Looking at the definition of violence in the Merriam-Webster Dictionary, violence is an “intense, turbulent, or furious and often destructive action or force”, causing “injury by or as if by distortion, infringement, or profanation.” The dictionary also mentions that a violent act is “not natural.” It goes against the nature of something.

When we say that the just man is not violent with his words, that means that he recognizes the nature of who he is speaking with, and who is speaking. Speaking in a way which violates the nature of who we are speaking to, or who we are, is to commit violence.

When we are speaking with someone, we are speaking with a person, who, by their very nature, has inestimable dignity and worth – made in the image and likeness of God (Genesis 1:26). A person is always to be regarded as a subject of love, and never an object of any sort of use (Karol Wojtyla, Love and Responsibility, p. 178). A “person is a good towards which the only proper and adequate attitude is love” (Love and Responsibility, p. 41). To speak to a person in any other way is to treat them contrary to their dignity, contrary to their nature, and to do violence to them. Because justice is to grant someone their due, what is owed to them, we owe it to other persons in justice to speak to them in a way recognizing their dignity and their nature. By the same truth, we must always speak in charity so as to not act in a way contrary to our nature, contrary to what we have been made for. To speak violently is to commit violence to another and to ourselves. Thus, the just man is not violent with his words.

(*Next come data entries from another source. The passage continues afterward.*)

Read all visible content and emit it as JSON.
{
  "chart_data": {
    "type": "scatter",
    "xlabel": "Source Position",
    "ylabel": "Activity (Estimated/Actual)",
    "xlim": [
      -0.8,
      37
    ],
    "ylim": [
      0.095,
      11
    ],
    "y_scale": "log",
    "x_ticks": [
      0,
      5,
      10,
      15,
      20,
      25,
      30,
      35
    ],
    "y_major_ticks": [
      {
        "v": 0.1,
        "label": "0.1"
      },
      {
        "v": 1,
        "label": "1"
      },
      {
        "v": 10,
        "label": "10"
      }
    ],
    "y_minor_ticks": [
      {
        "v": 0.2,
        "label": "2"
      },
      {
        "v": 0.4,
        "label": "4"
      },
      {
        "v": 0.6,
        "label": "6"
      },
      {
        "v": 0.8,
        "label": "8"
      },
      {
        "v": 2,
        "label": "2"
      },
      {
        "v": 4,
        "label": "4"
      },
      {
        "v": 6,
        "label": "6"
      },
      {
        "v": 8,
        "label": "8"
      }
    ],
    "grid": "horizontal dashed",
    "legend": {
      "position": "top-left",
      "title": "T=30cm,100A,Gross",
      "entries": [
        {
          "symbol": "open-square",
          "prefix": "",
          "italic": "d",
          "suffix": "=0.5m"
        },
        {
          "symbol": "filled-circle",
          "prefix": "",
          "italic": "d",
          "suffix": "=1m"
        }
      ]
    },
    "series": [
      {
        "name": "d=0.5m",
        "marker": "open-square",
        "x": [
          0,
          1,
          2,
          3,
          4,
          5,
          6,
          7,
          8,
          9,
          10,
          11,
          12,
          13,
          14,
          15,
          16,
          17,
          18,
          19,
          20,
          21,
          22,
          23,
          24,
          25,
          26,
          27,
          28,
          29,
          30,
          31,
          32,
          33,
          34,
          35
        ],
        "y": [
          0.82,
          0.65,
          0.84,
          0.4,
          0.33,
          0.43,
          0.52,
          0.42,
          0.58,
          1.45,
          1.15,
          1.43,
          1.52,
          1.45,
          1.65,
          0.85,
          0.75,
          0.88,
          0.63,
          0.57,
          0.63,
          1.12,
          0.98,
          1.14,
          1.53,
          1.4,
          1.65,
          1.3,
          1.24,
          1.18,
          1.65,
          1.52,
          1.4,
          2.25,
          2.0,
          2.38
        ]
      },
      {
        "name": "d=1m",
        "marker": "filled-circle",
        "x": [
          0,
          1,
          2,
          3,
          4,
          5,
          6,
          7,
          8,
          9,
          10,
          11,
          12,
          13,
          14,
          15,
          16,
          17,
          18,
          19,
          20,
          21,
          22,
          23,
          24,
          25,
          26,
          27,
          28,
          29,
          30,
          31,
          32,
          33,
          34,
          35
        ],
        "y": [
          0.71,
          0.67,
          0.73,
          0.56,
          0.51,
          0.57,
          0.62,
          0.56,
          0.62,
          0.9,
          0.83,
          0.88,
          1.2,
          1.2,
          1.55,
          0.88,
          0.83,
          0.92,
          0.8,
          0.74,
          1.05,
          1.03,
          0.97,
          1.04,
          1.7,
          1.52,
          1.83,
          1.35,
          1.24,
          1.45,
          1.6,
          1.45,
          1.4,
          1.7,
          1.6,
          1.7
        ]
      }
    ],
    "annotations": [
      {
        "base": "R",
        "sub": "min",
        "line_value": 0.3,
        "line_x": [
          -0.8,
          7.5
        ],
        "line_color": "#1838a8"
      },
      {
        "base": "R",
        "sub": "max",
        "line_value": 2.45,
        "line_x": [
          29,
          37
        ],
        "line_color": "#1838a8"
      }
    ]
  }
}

From St. Francis de Sales Introduction to the Devout Life:

Moreover, when there is nothing to stir your wrath, lay up a store of meekness and kindliness, speaking and acting in things great and small as gently as possible. Remember that the Bride of the Canticles is described as not merely dropping honey, and milk also, from her lips, but as having it “under her tongue;” that is to say, in her heart. So we must not only speak gently to our neighbour, but we must be filled, heart and soul, with gentleness; and we must not merely seek the sweetness of aromatic honey in courtesy and suavity with strangers, but also the sweetness of milk among those of our own household and our neighbours; a sweetness terribly lacking to some who are as angels abroad and devils at home! 

Catechism 2262: In the Sermon on the Mount, the Lord recalls the commandment, “You shall not kill,”62 and adds to it the proscription of anger, hatred, and vengeance. Going further, Christ asks his disciples to turn the other cheek, to love their enemies.63 He did not defend himself and told Peter to leave his sword in its sheath.